Partner

Partner Jokes

I spent 10 hours applying makeup so I could look pretty when I was going to have sex with my partner.

I needn't have bothered.

The next day, it was smeared all over my face.

My gf told me she was pregnant, so I punched her in the stomach.

She asked me why the hell I did that. I told her I wanted to let her know I’m pro abortion.

I told my girlfriend that the world is flat.

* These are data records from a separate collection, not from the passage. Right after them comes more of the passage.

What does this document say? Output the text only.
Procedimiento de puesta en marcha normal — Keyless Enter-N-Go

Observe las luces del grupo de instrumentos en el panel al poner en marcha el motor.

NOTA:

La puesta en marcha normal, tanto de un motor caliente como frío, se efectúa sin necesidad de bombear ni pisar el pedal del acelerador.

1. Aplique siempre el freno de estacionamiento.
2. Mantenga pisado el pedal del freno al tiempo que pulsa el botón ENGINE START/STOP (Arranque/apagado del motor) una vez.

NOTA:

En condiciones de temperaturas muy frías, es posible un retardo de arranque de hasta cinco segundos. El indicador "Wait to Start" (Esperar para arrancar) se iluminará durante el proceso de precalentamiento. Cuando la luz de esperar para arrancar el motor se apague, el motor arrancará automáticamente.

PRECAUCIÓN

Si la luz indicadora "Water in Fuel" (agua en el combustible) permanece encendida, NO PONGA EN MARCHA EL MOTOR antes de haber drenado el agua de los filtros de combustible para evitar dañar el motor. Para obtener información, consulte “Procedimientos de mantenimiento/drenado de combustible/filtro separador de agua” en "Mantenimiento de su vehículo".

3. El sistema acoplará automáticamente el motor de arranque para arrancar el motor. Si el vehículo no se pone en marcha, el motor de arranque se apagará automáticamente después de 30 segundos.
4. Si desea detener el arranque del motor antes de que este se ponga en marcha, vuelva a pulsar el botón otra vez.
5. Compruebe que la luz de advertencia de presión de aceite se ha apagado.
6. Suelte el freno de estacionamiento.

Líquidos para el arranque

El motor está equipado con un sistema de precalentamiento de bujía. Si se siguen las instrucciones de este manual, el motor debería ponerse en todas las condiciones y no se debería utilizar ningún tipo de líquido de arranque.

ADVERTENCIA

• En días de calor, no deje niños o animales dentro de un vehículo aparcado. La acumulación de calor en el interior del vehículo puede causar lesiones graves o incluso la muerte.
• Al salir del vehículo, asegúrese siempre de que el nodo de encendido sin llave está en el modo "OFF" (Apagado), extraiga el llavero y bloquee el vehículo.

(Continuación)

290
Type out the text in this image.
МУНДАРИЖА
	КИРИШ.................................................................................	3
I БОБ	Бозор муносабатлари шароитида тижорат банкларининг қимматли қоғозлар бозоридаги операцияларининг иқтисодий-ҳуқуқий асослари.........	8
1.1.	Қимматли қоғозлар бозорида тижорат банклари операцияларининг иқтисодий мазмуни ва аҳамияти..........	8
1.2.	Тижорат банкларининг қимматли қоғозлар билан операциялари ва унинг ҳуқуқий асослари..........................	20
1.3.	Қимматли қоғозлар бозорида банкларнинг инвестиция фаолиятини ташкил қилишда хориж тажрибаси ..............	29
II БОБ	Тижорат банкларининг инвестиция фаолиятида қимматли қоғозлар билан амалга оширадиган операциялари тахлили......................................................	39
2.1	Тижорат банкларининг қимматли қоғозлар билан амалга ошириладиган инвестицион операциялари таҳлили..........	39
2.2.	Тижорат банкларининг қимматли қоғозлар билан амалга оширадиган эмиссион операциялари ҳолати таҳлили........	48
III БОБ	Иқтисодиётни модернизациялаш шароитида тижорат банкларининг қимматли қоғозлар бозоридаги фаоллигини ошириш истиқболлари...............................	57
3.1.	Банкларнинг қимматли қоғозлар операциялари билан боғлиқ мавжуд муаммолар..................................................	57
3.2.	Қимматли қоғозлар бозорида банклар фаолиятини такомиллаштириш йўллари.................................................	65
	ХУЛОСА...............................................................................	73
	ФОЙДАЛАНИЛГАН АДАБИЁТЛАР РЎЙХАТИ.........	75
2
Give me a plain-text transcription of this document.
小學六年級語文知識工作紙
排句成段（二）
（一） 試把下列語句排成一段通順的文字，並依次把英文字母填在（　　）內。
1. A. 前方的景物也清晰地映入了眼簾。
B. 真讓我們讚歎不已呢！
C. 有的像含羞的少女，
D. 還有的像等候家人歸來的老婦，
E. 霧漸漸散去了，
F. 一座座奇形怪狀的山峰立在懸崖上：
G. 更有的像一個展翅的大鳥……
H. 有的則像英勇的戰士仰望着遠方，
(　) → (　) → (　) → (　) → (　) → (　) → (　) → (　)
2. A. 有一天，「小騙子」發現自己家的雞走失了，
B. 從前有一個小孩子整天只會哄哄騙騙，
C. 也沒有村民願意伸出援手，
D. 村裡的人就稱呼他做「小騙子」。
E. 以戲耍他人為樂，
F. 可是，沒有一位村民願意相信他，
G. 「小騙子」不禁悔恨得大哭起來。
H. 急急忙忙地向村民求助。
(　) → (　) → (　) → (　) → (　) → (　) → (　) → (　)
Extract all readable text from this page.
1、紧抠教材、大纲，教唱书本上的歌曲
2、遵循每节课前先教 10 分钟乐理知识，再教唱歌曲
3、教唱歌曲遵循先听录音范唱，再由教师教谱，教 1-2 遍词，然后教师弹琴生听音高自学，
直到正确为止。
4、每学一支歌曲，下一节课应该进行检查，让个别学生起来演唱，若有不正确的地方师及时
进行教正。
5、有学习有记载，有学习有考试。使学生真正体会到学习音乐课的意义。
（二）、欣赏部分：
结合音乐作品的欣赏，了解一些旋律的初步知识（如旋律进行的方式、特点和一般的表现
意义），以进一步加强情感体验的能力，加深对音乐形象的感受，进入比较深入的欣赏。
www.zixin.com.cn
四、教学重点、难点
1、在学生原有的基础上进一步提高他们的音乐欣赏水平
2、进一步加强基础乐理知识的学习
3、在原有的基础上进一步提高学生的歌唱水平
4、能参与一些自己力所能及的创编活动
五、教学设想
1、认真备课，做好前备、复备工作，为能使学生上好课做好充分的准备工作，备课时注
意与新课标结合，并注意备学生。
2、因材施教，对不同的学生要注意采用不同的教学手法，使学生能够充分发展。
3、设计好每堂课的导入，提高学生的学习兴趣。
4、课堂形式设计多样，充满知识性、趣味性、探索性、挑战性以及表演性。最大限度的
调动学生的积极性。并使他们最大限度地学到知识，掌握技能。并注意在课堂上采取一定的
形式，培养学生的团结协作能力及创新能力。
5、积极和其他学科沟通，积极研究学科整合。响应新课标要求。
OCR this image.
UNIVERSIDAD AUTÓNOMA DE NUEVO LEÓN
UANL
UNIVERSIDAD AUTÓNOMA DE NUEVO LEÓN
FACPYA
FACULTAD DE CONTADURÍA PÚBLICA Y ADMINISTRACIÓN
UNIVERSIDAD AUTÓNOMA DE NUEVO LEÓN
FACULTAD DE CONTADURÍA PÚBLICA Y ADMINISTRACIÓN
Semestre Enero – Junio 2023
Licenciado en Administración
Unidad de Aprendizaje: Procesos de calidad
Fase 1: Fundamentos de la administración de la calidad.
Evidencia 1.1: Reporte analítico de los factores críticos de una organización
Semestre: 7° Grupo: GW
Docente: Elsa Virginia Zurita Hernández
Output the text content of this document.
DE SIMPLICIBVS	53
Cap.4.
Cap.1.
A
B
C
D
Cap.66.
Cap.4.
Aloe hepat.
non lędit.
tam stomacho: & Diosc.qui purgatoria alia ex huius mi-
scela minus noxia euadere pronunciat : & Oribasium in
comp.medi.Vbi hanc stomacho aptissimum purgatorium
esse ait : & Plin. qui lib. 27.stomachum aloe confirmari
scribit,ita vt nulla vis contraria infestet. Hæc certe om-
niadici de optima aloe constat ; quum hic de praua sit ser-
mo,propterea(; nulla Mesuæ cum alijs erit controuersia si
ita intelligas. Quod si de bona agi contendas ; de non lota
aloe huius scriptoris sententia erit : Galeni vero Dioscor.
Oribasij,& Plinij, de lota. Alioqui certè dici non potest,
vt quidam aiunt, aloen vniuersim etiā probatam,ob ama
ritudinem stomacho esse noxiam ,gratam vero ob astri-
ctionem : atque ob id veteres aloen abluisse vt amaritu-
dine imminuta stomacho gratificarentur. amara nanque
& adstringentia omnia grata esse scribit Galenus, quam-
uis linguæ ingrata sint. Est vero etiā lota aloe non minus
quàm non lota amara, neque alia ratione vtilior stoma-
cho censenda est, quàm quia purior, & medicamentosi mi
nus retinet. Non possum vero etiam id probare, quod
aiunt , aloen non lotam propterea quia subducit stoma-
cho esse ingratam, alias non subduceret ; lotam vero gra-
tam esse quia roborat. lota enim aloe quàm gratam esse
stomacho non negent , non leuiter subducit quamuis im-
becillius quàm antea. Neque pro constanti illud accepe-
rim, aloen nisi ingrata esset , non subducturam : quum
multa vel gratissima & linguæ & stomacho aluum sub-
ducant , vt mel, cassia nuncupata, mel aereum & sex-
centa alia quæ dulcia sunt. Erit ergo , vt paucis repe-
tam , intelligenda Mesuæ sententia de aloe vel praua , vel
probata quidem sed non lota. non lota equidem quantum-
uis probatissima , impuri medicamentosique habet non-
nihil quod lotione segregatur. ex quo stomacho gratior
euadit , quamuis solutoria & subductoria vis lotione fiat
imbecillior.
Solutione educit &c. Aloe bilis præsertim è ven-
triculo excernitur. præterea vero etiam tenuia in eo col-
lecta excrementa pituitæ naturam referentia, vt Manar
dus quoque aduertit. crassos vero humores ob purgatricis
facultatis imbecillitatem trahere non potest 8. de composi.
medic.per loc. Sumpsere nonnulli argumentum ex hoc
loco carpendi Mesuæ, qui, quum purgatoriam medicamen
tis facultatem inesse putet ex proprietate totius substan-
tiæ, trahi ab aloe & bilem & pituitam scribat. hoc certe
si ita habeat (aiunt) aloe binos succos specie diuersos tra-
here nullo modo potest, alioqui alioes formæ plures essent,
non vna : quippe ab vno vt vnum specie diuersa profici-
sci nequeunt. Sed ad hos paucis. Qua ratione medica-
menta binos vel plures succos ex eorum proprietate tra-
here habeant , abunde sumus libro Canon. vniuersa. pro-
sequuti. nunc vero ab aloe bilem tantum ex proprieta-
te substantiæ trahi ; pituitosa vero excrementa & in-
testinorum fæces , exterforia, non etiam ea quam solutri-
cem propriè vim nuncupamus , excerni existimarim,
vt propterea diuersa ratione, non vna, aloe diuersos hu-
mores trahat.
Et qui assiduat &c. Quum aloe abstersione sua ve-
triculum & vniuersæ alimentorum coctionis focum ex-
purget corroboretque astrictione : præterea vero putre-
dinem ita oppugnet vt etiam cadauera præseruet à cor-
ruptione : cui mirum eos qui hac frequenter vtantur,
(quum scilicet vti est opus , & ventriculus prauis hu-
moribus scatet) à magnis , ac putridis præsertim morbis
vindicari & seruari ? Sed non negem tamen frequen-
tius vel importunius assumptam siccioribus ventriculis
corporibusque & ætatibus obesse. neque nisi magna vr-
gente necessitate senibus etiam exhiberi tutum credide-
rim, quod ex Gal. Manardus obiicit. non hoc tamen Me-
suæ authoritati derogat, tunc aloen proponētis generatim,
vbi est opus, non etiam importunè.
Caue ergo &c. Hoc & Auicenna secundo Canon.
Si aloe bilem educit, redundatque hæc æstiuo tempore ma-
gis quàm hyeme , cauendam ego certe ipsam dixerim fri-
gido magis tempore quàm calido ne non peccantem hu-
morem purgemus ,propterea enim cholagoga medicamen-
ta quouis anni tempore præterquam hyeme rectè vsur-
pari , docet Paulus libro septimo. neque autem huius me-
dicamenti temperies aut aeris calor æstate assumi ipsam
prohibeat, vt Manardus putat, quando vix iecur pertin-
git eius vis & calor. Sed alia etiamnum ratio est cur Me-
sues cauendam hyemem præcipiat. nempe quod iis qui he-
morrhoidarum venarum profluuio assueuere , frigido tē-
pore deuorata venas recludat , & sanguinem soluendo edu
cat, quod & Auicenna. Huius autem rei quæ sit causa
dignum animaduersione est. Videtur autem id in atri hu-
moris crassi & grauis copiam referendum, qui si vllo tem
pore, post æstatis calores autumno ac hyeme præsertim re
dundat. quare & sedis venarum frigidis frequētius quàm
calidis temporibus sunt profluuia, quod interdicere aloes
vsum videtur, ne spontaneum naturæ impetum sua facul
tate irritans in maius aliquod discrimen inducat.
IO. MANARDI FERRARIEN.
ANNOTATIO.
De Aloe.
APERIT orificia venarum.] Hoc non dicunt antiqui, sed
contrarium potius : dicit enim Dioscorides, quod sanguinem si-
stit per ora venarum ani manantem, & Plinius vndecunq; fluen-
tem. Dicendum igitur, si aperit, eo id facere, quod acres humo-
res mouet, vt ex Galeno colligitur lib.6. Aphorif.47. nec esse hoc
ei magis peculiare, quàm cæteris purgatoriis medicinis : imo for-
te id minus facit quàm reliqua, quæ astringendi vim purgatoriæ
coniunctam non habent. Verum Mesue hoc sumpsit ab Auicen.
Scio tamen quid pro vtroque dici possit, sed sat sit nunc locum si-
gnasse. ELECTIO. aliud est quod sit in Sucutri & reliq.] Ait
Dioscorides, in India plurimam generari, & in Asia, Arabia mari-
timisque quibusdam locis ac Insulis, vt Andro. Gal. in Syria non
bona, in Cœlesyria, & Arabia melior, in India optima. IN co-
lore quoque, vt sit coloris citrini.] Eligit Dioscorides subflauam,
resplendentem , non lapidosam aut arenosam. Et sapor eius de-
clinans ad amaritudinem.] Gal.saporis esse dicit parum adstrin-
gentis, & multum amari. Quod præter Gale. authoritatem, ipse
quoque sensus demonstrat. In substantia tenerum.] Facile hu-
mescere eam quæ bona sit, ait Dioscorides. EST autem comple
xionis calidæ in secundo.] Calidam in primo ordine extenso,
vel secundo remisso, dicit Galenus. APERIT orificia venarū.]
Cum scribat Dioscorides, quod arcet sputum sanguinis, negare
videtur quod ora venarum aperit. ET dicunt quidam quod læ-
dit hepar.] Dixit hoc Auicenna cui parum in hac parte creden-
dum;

She said, "but the world is round."

I said, babe, you are my world.

FREE MY ÑIGGA EDP HE INNOCENT ONCE UPON A TIME I WENT OVER TO HIS HOUSE AND HE FARTED SO GAHDAMN MUCH INTO MY MOUTH THAT I STARTED DROOLING A HERSHEY WATERFALL THIS ÑIGGA IS SO SEXY AND I LOVE WHEN HE SITS HIS FAT ASS ON TOP OF ME TYSON U JUST JEALOUS YOU AIN’T GOT NO ONE LIKE BRYANT U RETARDED LOOKING ASS BITCH I DARE YOU TO GET A PARTNER AS LOYAL AND INNOCENT AS EDP FREE MY ÑIGGA BIG HOMIE CHEESE HEAD 474747 HE INNOCENT.

It’s nice hitting it from the back when my wife has wide hips.

Her butt cheeks look like big huge ball sacks as my thighs smack up against them when I’m thrusting. I like to finish off by grinding my weiner up and down her back like a gay man frotting his schlong on his partner’s ding dong.